His great grandfather, Carlos Menendez, founded the company in 1921 after leaving Spain for a better life.

“He was a stowaway on a shipping line called Naviera, and he always said if he was going to do something and start his own business he would name it after the shipping lines that brought him to the U.S.,” said Fernandez.

Fernandez, now a fourth-generation owner, said he could have gone to school to be a doctor or lawyer, but coffee was in his blood.

“I’d get up at five in the morning and sneak into the kitchen getting ready for my father to take me to work with him and by noon I’d fall asleep on burlap bags,” said Fernandez.

In 1921 Naviera, then located in Ybor city, was producing 25 pounds a day, delivering door to door to the people of Tampa.

“I remember my grandmother saying she would deliver coffee with her father on a horse and buggy,” said Fernandez.

Today they are blending, roasted and packaging up to 21,000 pounds a day and have clients in 17 states.

“A hundred years is a milestone people say, I think it’s amazing,” said Fernandez. “We have customers that we’ve done business with for over 80 years.”

They’ve had employees, like Rafael Garcia, who have worked under all four generations of owners.

“My father taught me the coffee business, but Mr.

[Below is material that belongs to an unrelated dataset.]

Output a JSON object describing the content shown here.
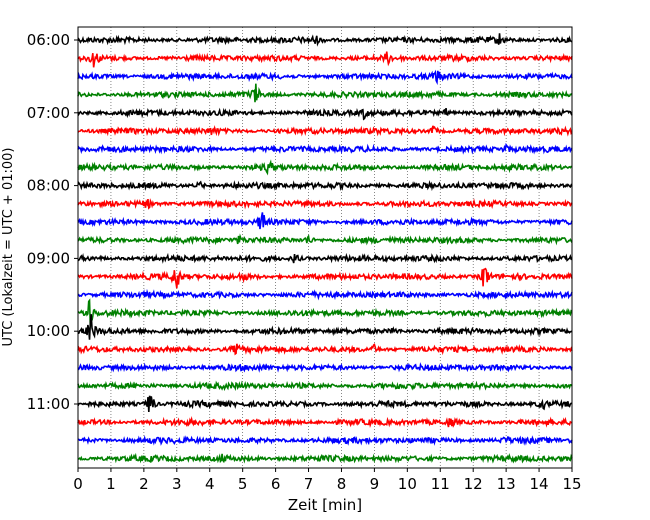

Garcia taught me coffee,” said Fernandez.

Naviera’s history also includes several challenges along the way, but nothing quite like 2020, when a COVID-19 outbreak spread through the warehouse.

“Basically closed for two weeks in the early part of November, we do keep enough inventory on hand to hold us through, and thank God that all our customers, as well as our suppliers, understood,” said Fernandez.

He said it’s the perseverance and determination he learned from those who came before him, that really kept this business brewing, through a pandemic, into its 100th year.

“For my generation, this has been the hardest one, I’m sure something will come in the future, I just hope it's for the next generation,” said Fernandez.

As part of their 100th anniversary, Naviera Coffee will soon start offering tours of their warehouse, as well as bringing back their original coffee recipe from 1921, and unveiling a new commemorative packaging.